Bill CarsonMC
- Born: William Nicol Carson 16 July 1916 Gisborne, New Zealand
- Died: 8 October 1944 (aged 28) At sea between Egypt and Bari, Italy
- Height: 1.82 m (6 ft 0 in)
- Weight: 90 kg (200 lb)
- School: Gisborne Boys' High School
- Occupation: Warehouseman

Rugby union career
- Position: Flanker

Provincial / State sides
- Years: Team / Apps / (Points)
- 1936–39: Auckland / 16

International career
- Years: Team / Apps / (Points)
- 1938: New Zealand / 0 / (0)

Cricket information
- Batting: Left-handed
- Bowling: Left-arm fast-medium
- Role: All-rounder

Domestic team information
- 1936/37–1939/40: Auckland

Career statistics
| Competition | First-class |
| Matches | 31 |
| Runs scored | 1,535 |
| Batting average | 34.88 |
| 100s/50s | 4/3 |
| Top score | 290 |
| Balls bowled | 1,533 |
| Wickets | 35 |
| Bowling average | 21.48 |
| 5 wickets in innings | 0 |
| 10 wickets in match | 0 |
| Best bowling | 4/20 |
| Catches/stumpings | 27/– |
- Source: CricketArchive

= Bill Carson (sportsman) =

New Zealand sportsman

William Nicol Carson (16 July 1916 – 8 October 1944) was a New Zealand sportsman who represented his country at both cricket and rugby union.

==Early life and family==
Born in Gisborne on 16 July 1916, Carson was the son of Mabel Alice Carson (née Scoullar) and her husband Alexander John Carson, the Gisborne harbourmaster. He was educated at Gisborne Boys' High School from 1929 to 1933, where he played in the school's 1st XV rugby team in 1933, as well as in the 1st XI cricket team. Carson married Marie Patricia Jeffries at St Luke's Church, in the Auckland suburb of Remuera, on 13 August 1940. The couple were to have no children.

==Cricket==
Carson, an aggressive left-handed batsman and useful fast-medium bowler, started his first-class cricketing career with large scores for Auckland in the Plunket Shield in the 1936/37 season. In his second match, just his second innings of first-class cricket, Carson scored 290 against Otago at Carisbrook, part of a 445 run partnership with Paul Whitelaw. The pair set a world record for the third wicket in first-class cricket. Carson's score of 290 is still the highest maiden hundred scored by a New Zealander. In his next match, against Wellington at Eden Park, Carson made 194, giving him an aggregate of 496 runs and an average of 165.33 after three innings. His record aggregate total across his first three innings in first-class cricket stood until February 2022, when Sakibul Gani made 540 runs in his first three innings during the 2021–22 Ranji Trophy.

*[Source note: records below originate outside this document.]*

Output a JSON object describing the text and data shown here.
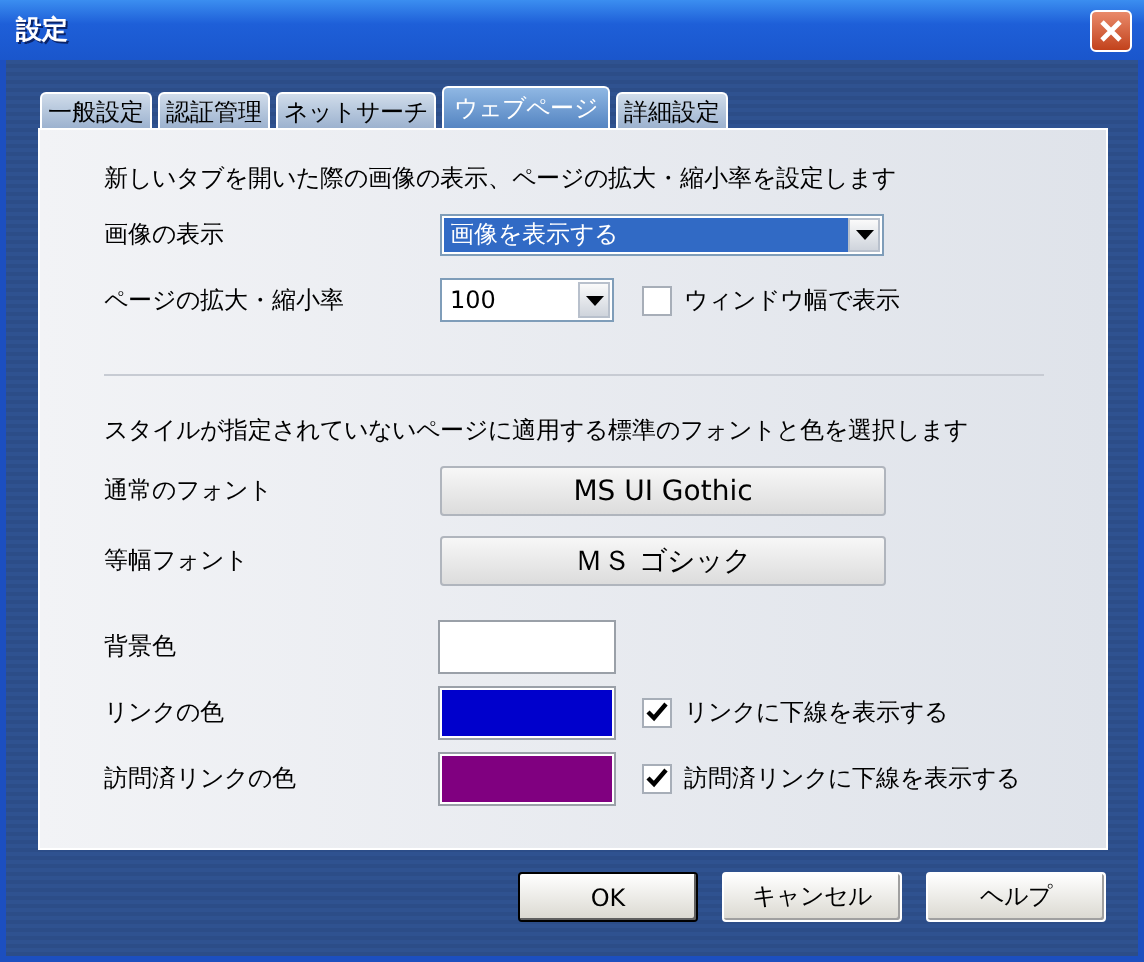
{
  "window": {
    "title": "設定"
  },
  "tabs": [
    {
      "label": "一般設定",
      "selected": false
    },
    {
      "label": "認証管理",
      "selected": false
    },
    {
      "label": "ネットサーチ",
      "selected": false
    },
    {
      "label": "ウェブページ",
      "selected": true
    },
    {
      "label": "詳細設定",
      "selected": false
    }
  ],
  "web_page": {
    "intro": "新しいタブを開いた際の画像の表示、ページの拡大・縮小率を設定します",
    "image_display": {
      "label": "画像の表示",
      "value": "画像を表示する"
    },
    "zoom": {
      "label": "ページの拡大・縮小率",
      "value": "100",
      "fit_window": {
        "label": "ウィンドウ幅で表示",
        "checked": false
      }
    },
    "font_intro": "スタイルが指定されていないページに適用する標準のフォントと色を選択します",
    "fonts": [
      {
        "label": "通常のフォント",
        "value": "MS UI Gothic"
      },
      {
        "label": "等幅フォント",
        "value": "ＭＳ ゴシック"
      }
    ],
    "colors": [
      {
        "label": "背景色",
        "color": "#ffffff"
      },
      {
        "label": "リンクの色",
        "color": "#0000cc",
        "underline": {
          "label": "リンクに下線を表示する",
          "checked": true
        }
      },
      {
        "label": "訪問済リンクの色",
        "color": "#800080",
        "underline": {
          "label": "訪問済リンクに下線を表示する",
          "checked": true
        }
      }
    ]
  },
  "buttons": [
    {
      "label": "OK",
      "default": true
    },
    {
      "label": "キャンセル",
      "default": false
    },
    {
      "label": "ヘルプ",
      "default": false
    }
  ]
}
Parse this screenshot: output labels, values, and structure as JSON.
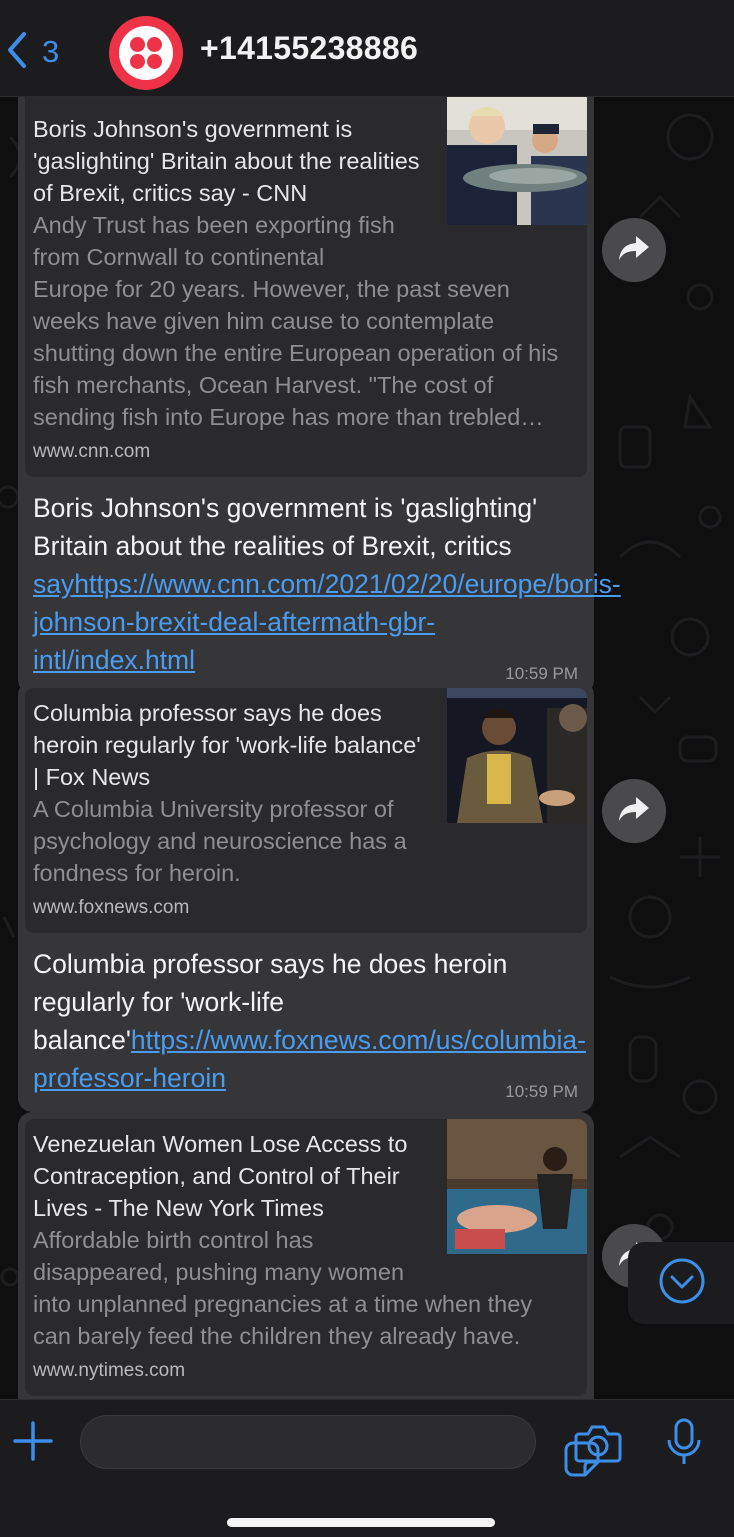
{
  "header": {
    "back_count": "3",
    "contact": "+14155238886"
  },
  "messages": [
    {
      "preview_title": "Boris Johnson's government is 'gaslighting' Britain about the realities of Brexit, critics say - CNN",
      "preview_desc_narrow": "Andy Trust has been exporting fish from Cornwall to continental",
      "preview_desc_wide": "Europe for 20 years. However, the past seven weeks have given him cause to contemplate shutting down the entire European operation of his fish merchants, Ocean Harvest. \"The cost of sending fish into Europe has more than trebled…",
      "preview_site": "www.cnn.com",
      "text": "Boris Johnson's government is 'gaslighting' Britain about the realities of Brexit, critics ",
      "link": "sayhttps://www.cnn.com/2021/02/20/europe/boris-johnson-brexit-deal-aftermath-gbr-intl/index.html",
      "time": "10:59 PM"
    },
    {
      "preview_title": "Columbia professor says he does heroin regularly for 'work-life balance' | Fox News",
      "preview_desc_narrow": "A Columbia University professor of psychology and neuroscience has a fondness for heroin.",
      "preview_desc_wide": "",
      "preview_site": "www.foxnews.com",
      "text": "Columbia professor says he does heroin regularly for 'work-life balance'",
      "link": "https://www.foxnews.com/us/columbia-professor-heroin",
      "time": "10:59 PM"
    },
    {
      "preview_title": "Venezuelan Women Lose Access to Contraception, and Control of Their Lives - The New York Times",
      "preview_desc_narrow": "Affordable birth control has disappeared, pushing many women",
      "preview_desc_wide": "into unplanned pregnancies at a time when they can barely feed the children they already have.",
      "preview_site": "www.nytimes.com"
    }
  ],
  "colors": {
    "accent": "#3c8fe8",
    "link": "#4a9cf0",
    "bubble": "#363638",
    "preview": "#2a2a2c",
    "twilio_red": "#ee3248"
  },
  "icons": [
    "back-chevron-icon",
    "twilio-logo-icon",
    "forward-icon",
    "scroll-down-icon",
    "plus-icon",
    "sticker-icon",
    "camera-icon",
    "microphone-icon"
  ]
}
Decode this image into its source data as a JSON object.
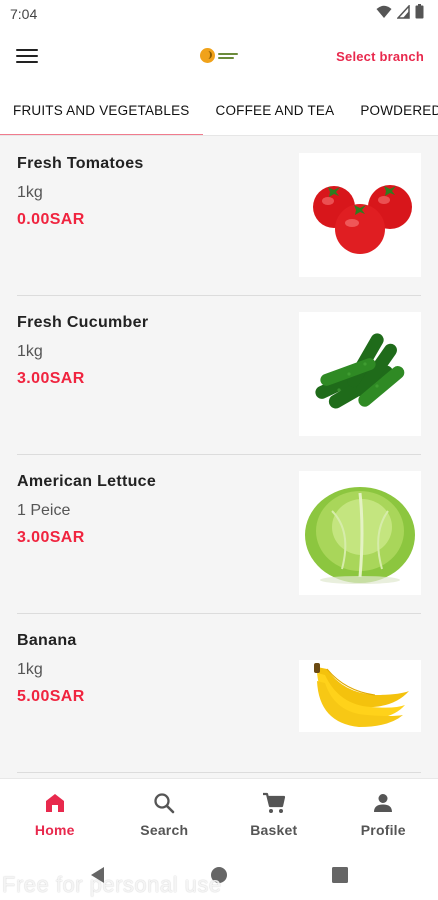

His performances with Auckland earned him a call up to the national side for their tour of England in 1937. Although he played 24 matches, all but four of them first-class fixtures, Carson wasn't able to break into the Test side which took on the England side. He had started the tour well, with 85 runs against Surrey and 86 versus Northamptonshire but he failed to contribute substantial scores in most matches. Carson finished the tour with 627 runs at 19.00.

==Rugby union==
When Carson returned to New Zealand he focused on rugby, playing provincially with and for the North Island representative team as a flanker.

Carson was selected by the editors of the 1937 Rugby Almanac of New Zealand as one of their 5 promising players of the year.

As with his cricket career, he represented his country at rugby without appearing at Test level. Selected for the All Blacks' 1938 tour of Australia he made his All Blacks debut on 20 July 1938 for a game against the Combined Western Districts, followed by matches against Newcastle and the ACT.

He was seen as a likely candidate for inclusion in the All Black side to tour South Africa in 1940. However, World War II caused the cancellation of the tour to South Africa and spelled the end of Carson's rugby and cricket career.

==World War II==
Carson embarked on war duty in 1940 and went on to participate in the Crete, North African and Italian campaigns. While serving in Italy with the 5th Field Regiment of the NZ Artillery, as a major, Carson was severely wounded in battle. He was evacuated but died from jaundice aboard ship whilst being taken from Bari in Southern Italy to Egypt. He was buried at the Heliopolis War Cemetery in Cairo.

A distinguished soldier, Carson was awarded the Military Cross in June 1943, and was mentioned in dispatches.